Limitations of interest to GROMACS developers:

  • The current implementation requires a minimum execution with of 16; kernels compiled for narrower execution width (be it due to hardware requirements or compiler choice) will not be suitable and will trigger a runtime error.

Performance checklist

There are many different aspects that affect the performance of simulations in GROMACS. Most simulations require a lot of computational resources, therefore it can be worthwhile to optimize the use of those resources. Several issues mentioned in the list below could lead to a performance difference of a factor of 2. So it can be useful go through the checklist.

GROMACS configuration

  • Don’t use double precision unless you’re absolute sure you need it.
  • Compile the FFTW library (yourself) with the correct flags on x86 (in most cases, the correct flags are automatically configured).
  • On x86, use gcc or icc as the compiler (not pgi or the Cray compiler).
  • On POWER, use gcc instead of IBM’s xlc.
  • Use a new compiler version, especially for gcc (e.g. from version 5 to 6 the performance of the compiled code improved a lot).
  • MPI library: OpenMPI usually has good performance and causes little trouble.
  • Make sure your compiler supports OpenMP (some versions of Clang don’t).
  • If you have GPUs that support either CUDA or OpenCL, use them.
    • Configure with -DGMX_GPU=ON (add -DGMX_USE_OPENCL=ON for OpenCL).
    • For CUDA, use the newest CUDA available for your GPU to take advantage of the latest performance enhancements.
    • Use a recent GPU driver.
    • Make sure you use an gmx mdrun with GMX_SIMD appropriate for the CPU architecture; the log file will contain a warning note if suboptimal setting is used.
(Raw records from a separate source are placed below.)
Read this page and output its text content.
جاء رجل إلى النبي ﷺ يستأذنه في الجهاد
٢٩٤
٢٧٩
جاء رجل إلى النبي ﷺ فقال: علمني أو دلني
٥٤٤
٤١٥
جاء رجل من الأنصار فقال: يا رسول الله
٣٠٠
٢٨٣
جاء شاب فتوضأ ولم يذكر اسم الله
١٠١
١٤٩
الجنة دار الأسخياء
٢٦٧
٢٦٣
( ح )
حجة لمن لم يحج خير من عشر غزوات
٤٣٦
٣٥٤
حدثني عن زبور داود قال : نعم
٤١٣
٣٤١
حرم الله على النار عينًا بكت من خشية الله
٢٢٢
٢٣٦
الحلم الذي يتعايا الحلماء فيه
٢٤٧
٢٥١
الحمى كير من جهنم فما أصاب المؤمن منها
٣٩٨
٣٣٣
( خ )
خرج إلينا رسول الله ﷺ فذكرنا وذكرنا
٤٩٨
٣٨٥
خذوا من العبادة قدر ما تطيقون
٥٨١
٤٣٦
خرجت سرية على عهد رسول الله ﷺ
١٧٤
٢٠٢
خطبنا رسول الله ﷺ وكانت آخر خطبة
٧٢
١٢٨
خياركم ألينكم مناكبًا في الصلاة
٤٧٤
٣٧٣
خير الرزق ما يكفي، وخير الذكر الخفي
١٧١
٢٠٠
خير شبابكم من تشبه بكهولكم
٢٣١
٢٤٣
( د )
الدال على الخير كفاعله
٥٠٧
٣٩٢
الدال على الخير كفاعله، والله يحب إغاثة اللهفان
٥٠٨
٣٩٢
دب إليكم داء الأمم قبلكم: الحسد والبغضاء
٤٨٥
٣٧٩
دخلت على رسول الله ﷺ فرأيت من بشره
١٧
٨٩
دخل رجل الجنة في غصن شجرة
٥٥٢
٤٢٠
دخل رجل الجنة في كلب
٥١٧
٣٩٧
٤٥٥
However, prefer AVX2` over ``AVX512 in GPU or highly parallel MPI runs (for more information see the intra-core parallelization information).
    • If compiling on a cluster head node, make sure that GMX_SIMD is appropriate for the compute nodes.

Run setup

  • For an approximately spherical solute, use a rhombic dodecahedron unit cell.
  • When using a time-step of 2 fs, use constraints=h-bonds (and not constraints=all-bonds), since this is faster, especially with GPUs, and most force fields have been parametrized with only bonds involving hydrogens constrained.
  • You can increase the time-step to 4 or 5 fs when using virtual interaction sites (gmx pdb2gmx -vsite h).
  • For massively parallel runs with PME, you might need to try different numbers of PME ranks (gmx mdrun -npme ???) to achieve best performance; gmx tune_pme can help automate this search.
  • For massively parallel runs (also gmx mdrun -multidir), or with a slow network, global communication can become a bottleneck and you can reduce it by choosing larger periods for algorithms such as temperature and pressure coupling).

Checking and improving performance

  • Look at the end of the md.log file to see the performance and the cycle counters and wall-clock time for different parts of the MD calculation. The PP/PME load ratio is also printed, with a warning when a lot of performance is lost due to imbalance.
  • Adjust the number of PME ranks and/or the cut-off and PME grid-spacing when there is a large PP/PME imbalance. Note that even with a small reported imbalance, the automated PME-tuning might have reduced the initial imbalance. You could still gain performance by changing the mdp parameters or increasing the number of PME ranks.
  • If the neighbor searching takes a lot of time, increase nstlist. If a Verlet buffer tolerance is used, this is done automatically by gmx mdrun and the pair-list buffer is increased to keep the energy drift constant.
    • If Comm. energies takes a lot of time (a note will be printed in the log file), increase nstcalcenergy.
    • If all communication takes a lot of time, you might be running on too many cores, or you could try running combined MPI/OpenMP parallelization with 2 or 4 OpenMP threads per MPI process.